On June 26, Evergreen Baptist Church celebrated its first Sunday in its new facilities on state Highway 11. Located in fast-growing Vance, near Tuscaloosa, Evergreen Baptist was established in 1914 about a mile away on Evergreen Church Road. 
“It was a great time of dedication,” Pastor Jack Clary said. “We had 300 seats in the new auditorium, and we had to bring in more. We ran out of time, so I didn’t even preach.
“But they’ve heard me preach for 25 years, so that was probably OK,” he said with a laugh. 
The celebration was the culmination of a process that began in October 1994, when a committee was elected to find land for a new church, Clary said. 
A suitable site was eventually found, and in February 1997, the church purchased it. 
But instead of kicking off a pledge drive or stewardship campaign to fund the building project, the congregation decided to go another route.
“We wanted to do it debt free,” Clary explained. “I didn’t want us saying, ‘Look what we’ve done.’ I wanted everybody to look at this building and say, ‘Look what God has done.’”
Several thousand dollars for the building project, said Clary, came from the placement of two “Joash boxes” near the exit of the old church building. He said the Joash boxes refer to the collection method King Joash of the Old Testament used for funding temple repairs. As people left services, they dropped in money that quickly added up.

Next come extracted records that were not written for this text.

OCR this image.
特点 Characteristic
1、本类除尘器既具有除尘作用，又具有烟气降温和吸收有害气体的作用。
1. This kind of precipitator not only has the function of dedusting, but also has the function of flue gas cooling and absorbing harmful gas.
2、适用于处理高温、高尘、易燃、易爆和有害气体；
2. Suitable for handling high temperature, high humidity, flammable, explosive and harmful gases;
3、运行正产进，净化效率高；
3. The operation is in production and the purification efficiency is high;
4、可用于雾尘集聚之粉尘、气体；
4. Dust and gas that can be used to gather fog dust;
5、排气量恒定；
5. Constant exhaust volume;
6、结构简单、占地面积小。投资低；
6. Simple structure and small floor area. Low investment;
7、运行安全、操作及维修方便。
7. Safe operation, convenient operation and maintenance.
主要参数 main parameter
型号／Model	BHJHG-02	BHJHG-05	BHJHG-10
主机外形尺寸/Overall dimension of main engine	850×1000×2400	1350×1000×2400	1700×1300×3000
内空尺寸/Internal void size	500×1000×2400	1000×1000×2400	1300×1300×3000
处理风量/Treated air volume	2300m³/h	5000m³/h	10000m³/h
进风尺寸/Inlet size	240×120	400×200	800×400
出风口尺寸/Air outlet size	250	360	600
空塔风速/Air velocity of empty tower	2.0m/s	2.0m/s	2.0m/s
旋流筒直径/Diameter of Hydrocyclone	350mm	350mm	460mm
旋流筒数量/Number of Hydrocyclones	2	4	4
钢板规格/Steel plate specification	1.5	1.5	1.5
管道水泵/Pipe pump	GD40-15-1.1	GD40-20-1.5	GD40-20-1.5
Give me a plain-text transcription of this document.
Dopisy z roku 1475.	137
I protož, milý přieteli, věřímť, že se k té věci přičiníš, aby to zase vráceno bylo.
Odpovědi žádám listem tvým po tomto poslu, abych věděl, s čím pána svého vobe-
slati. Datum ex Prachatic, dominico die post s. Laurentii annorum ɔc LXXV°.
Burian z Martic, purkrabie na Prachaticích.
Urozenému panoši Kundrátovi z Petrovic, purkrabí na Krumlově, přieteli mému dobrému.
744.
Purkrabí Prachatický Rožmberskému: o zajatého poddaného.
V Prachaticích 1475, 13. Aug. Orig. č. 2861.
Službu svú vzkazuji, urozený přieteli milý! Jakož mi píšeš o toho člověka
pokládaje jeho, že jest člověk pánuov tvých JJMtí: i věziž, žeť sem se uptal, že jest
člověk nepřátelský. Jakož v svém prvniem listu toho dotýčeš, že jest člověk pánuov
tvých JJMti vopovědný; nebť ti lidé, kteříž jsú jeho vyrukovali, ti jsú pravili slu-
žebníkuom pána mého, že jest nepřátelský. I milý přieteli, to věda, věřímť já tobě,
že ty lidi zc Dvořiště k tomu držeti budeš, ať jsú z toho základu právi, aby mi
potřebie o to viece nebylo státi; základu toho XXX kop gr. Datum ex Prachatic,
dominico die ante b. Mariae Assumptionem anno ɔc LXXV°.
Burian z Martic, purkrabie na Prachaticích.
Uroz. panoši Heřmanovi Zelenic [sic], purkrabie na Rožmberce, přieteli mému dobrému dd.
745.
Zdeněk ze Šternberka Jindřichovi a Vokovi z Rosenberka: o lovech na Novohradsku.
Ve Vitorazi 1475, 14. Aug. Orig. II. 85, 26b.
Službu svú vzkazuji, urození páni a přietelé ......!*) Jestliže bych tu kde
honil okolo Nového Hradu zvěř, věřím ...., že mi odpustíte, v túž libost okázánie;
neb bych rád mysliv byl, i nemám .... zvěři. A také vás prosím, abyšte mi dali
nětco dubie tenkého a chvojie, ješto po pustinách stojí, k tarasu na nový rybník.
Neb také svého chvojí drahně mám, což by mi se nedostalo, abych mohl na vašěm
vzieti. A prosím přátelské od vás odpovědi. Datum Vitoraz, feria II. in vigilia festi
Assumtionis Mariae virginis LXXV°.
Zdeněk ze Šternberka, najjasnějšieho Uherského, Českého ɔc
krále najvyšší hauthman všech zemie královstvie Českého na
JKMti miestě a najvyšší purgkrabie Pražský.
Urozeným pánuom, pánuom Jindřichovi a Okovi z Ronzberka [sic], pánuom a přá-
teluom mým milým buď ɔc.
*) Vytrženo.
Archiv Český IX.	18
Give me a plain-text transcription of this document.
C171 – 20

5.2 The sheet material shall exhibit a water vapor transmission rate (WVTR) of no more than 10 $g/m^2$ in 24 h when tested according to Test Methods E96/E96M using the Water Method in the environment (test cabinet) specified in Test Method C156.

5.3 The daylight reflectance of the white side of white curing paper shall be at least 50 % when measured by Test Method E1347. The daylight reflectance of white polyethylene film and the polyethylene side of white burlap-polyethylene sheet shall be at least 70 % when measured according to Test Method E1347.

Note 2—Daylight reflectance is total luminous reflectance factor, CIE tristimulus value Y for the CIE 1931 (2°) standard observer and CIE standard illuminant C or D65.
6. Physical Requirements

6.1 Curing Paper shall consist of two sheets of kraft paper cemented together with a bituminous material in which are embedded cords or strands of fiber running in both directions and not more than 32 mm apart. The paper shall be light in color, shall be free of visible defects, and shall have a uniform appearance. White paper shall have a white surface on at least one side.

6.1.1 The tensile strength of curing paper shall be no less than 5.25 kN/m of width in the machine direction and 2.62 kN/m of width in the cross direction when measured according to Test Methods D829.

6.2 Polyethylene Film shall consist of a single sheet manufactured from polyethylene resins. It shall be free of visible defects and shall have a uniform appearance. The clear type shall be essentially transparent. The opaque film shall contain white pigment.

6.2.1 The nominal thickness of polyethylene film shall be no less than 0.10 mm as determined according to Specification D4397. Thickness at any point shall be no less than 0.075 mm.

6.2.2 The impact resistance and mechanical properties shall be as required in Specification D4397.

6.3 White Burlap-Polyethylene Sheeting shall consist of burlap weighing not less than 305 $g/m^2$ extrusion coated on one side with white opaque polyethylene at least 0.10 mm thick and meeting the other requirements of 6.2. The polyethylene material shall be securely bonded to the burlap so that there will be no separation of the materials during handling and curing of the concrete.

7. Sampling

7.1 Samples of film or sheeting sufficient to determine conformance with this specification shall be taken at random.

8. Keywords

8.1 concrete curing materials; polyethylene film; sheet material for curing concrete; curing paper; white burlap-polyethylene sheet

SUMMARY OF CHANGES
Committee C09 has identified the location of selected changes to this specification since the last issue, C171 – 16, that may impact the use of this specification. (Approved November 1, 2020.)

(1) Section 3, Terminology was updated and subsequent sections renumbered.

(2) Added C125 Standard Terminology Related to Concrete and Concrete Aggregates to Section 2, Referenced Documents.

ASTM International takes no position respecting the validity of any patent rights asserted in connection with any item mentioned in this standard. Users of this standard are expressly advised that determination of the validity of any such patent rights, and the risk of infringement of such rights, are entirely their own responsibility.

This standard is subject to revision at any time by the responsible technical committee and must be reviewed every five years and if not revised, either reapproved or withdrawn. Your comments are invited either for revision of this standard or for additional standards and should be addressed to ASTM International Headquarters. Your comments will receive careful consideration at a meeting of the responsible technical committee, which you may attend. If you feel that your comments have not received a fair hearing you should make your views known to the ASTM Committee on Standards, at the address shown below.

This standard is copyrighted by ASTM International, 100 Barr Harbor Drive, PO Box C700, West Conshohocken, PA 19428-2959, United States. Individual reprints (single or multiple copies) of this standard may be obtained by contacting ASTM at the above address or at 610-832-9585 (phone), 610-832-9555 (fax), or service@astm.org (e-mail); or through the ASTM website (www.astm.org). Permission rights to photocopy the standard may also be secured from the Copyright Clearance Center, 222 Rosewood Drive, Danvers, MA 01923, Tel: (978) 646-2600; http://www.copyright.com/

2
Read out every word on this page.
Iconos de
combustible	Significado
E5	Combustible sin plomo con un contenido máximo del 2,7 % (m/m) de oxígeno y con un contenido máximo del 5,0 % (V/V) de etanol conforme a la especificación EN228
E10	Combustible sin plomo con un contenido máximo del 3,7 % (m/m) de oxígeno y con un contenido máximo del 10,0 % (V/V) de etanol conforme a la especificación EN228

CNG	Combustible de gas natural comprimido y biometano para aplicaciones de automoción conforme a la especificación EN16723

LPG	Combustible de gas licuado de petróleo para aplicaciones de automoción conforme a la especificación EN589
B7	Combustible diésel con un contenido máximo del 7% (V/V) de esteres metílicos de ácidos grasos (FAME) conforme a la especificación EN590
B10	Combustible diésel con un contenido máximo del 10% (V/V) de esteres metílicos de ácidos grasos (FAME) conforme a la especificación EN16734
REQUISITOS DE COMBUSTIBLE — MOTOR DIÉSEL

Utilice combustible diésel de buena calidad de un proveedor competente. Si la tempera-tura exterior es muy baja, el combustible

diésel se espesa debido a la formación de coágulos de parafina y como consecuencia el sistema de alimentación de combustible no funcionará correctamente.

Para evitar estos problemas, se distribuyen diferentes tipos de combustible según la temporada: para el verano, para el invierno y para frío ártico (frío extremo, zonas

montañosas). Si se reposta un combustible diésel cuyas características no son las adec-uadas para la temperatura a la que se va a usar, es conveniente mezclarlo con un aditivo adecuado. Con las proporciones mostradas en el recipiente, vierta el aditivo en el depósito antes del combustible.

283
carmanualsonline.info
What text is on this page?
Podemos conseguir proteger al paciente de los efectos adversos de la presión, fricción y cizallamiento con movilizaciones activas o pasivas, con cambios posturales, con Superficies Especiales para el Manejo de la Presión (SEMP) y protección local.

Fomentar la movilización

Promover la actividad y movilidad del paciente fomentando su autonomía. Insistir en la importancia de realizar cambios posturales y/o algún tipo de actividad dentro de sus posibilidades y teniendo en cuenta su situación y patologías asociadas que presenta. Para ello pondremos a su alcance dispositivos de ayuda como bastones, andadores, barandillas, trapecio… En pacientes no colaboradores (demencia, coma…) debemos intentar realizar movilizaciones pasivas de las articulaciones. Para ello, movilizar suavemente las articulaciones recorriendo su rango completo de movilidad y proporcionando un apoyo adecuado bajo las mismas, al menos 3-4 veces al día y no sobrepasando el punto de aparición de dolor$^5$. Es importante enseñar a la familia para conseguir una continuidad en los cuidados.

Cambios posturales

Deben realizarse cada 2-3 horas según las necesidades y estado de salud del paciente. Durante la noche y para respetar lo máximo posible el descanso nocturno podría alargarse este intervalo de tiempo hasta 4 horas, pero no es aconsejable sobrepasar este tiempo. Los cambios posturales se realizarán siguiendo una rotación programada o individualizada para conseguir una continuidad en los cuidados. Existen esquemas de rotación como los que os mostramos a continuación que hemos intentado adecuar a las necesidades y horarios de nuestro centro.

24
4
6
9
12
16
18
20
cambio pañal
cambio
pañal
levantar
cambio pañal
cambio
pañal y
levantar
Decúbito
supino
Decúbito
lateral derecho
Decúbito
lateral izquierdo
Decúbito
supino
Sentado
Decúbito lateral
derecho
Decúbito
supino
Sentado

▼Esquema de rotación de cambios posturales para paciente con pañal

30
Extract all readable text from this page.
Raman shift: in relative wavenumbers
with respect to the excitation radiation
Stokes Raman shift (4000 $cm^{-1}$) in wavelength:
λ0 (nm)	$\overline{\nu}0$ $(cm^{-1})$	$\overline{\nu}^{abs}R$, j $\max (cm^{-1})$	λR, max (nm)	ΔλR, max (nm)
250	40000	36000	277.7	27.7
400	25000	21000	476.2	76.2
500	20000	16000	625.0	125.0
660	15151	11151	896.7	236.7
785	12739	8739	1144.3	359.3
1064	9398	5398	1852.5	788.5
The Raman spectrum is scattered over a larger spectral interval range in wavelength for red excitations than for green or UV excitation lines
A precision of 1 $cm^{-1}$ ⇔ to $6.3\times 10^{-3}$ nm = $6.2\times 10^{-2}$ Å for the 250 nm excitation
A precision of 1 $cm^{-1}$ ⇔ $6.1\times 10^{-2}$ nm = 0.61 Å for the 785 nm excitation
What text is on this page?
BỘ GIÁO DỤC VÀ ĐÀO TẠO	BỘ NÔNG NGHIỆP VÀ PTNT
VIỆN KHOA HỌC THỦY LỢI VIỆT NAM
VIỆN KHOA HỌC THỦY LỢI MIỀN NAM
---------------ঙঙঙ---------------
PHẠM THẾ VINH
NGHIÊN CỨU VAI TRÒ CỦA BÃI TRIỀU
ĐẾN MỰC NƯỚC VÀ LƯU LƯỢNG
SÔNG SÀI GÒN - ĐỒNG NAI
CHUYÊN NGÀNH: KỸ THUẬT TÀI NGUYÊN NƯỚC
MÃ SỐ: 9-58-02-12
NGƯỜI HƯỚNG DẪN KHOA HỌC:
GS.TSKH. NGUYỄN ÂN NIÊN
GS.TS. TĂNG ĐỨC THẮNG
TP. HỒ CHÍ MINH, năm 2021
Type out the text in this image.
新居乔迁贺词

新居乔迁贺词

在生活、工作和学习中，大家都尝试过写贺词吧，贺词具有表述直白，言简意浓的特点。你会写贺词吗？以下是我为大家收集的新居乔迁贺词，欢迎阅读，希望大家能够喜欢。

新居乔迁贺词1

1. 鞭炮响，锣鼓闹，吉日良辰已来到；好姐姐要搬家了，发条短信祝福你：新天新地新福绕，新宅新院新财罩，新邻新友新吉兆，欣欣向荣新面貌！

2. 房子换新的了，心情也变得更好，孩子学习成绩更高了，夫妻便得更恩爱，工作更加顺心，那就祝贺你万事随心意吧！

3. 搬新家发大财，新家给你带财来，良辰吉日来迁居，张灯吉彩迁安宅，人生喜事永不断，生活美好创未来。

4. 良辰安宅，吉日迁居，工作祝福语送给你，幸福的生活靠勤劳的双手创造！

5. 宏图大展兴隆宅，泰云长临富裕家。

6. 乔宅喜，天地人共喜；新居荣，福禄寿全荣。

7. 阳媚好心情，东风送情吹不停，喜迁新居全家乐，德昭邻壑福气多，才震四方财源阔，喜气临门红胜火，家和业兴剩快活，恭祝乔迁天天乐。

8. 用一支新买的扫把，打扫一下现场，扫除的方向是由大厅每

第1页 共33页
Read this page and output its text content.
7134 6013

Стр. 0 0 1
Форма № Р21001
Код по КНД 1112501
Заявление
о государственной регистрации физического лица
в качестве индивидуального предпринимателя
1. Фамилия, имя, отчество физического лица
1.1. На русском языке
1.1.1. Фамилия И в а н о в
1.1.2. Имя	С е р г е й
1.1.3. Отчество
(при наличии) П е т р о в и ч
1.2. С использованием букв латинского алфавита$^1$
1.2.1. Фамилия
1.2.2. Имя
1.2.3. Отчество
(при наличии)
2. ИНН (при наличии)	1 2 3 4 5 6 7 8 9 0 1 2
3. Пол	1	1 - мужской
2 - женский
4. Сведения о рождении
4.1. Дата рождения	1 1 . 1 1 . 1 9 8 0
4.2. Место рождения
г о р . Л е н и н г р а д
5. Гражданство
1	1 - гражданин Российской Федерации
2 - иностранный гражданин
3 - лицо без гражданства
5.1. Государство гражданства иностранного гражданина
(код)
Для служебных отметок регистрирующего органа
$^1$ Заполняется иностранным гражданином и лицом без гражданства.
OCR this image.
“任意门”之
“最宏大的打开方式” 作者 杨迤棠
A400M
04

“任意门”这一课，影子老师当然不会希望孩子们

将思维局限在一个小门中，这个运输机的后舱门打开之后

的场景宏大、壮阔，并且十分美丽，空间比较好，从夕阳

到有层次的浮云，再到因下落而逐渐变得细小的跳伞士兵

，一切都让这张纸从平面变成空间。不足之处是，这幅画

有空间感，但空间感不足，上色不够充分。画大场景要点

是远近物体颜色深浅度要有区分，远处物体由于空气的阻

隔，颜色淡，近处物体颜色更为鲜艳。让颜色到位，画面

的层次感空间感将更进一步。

“I had heard about another church using this, and I thought it sounded like something the Lord might want us to do,” Clary said.
In addition to church members’ gifts, donations came from nonmembers who wanted to help when they learned about the project. And although progress was sometimes slow, it was always sure.
Construction began in December 2002, when the slab for the building was poured. Six months later, a group of 70 Carpenters for Christ came from Lindsay Lane Baptist Church, Athens, and First Baptist Church, Decatur, to help frame the building. 
Over the following months, volunteers installed plumbing and wiring; built and installed cabinetry; put up Sheetrock; and painted and installed doors, floors, windows and ceilings. In addition to helping with the labor, Clary said, the women of the church often prepared food.
“There were so many people involved, but they were doing it for the Lord, not for their own glory,” he said. “These are the most giving people I’ve ever known.”
Breaks in construction occurred whenever funds ran low or while critical decisions were being made. Toward the end, however, the pace grew frenzied as church members worked to ready the new sanctuary for the June 25 wedding of their minister of youth, Justin Barnett, and his bride, Sara Smith. But they made it.
“Everybody rallied behind them, laying grass and whatever else needed to be done,” Clary said.
In addition to the sanctuary, the new facilities include a gym, 16 Sunday School rooms and more educational space that will be finished at a later time.
The only debt incurred to date is a $100,000 line of credit for finishing the parking lot. But so far, Clary said, only $50,000 has been used, and he wants to keep it that way.
And through it all, Evergreen has grown. During the construction phase, five new deacons were ordained, an AWANA program was started, 115 people were baptized and more than $135,000 was given to missions causes. Membership grew from 456 in 2001 to 530 in 2005. Now with the new facilities, further growth appears to be imminent.
“We’ve spent over a million dollars on this building, and where it all came from, I haven’t got a clue,” Clary said. “But I do know if God guides, He’ll provide. God has blessed us from when we began until now. I’m not sure how to put it into words except that God has something good for us to do.”